Naquele dia de semana chuvoso e nublado, Claudineidi viveu as 24 horas de sua vida. Foi conhecer um tipo de vida diferente, quase estranho. Foi ganhar esperança. Diogo Mainardi diria em tom sarcastico '-porque dar a moça tanta esperança, isso sim é horripilante!'
Enfim... Claudineidi foi levada ao 'shópi' de limousine, fez compras em lojas de surfistas e patricinhas, onde o apresentador dizia sem cessar as vendedoras: '-Eu quero minha princesa bem bonita, viu?'.
Em seguida, nossa princessa teve seus belos cabelos alisados pelo shampoo patrocinador do programa, que mostrava uma bela sueca de cabelos lisos em sua embalagem...
Assim, todos os domingos vemos dezenas de Claudineidis ganharem belos cabelos lisos e viverem um dia inesquecivel, um dia cheio de fantasia e ilusões. Conhecerá de perto tudo que não tem e provavelmente jamais terá, a não ser que aproveite a máquina de fazer sorvetes que o patrocinador ofereceu... Contrariando minha ironia e o que muitos dizem, eu até acho positivo esse tipo de programa pois não julgo, apenas tento analisar, pois sou sedento nesse aspecto. E a televisão, todos sabem, é o reflexo da sociedade.
Nosso país possui uma desigualdade imensa, onde os ricos tem um poder maior até que em certos países africanos onde o poder dos ricos é tumultuadoe arriscado pois é gerado com o medo.
Em consequência de tamanha desigualdade , criou-se no Brasil um tipo de acordo doentio imposto pela elite. Essa última adotou a parte pobre do país como uma imagem, como um cachorrinho de estimação.
Assim, os pobres viram espetáculo como nesses shows de princesa.
Eu disse acordo, e como em todo acordo, há um lucro de ambas as partes. Logo, o que os pobres ganham nesse acordo? Paradoxalmente nada de concreto, eles ganham muita esperança. Esperança simbolizada por princessas, por Ronaldinhos... Por Lulas...

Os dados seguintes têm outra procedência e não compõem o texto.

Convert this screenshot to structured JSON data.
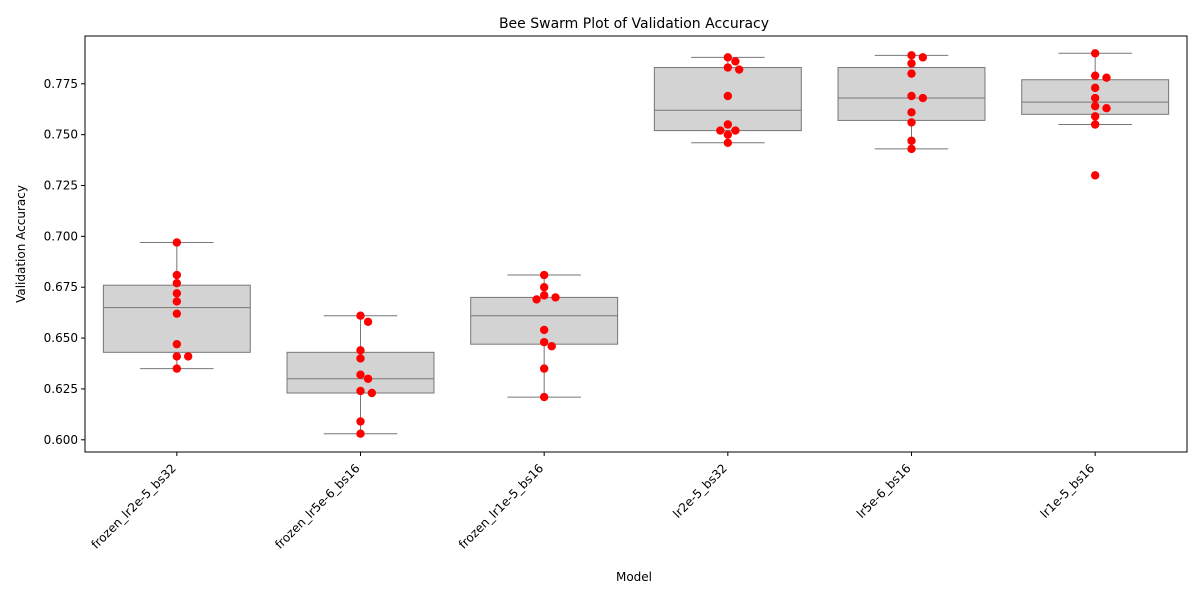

Resta a sociedade derrubar esse acordo máquiavélico que faz dos pobres números de IBOPE comprados a lágrimas de princessa e a gols de Ronaldinhos. Todos chorados de emoção pela elite, que acha bonito um favelado virar um milionário penta-campeão...
É preciso dar oportunidades reais e concretas as classes desfavorizadas, sem nada exigir em troca, pois a única coisa que têm a obedecer são seus sentimentos. E roubar um sentimento de alguém é vender seu coração.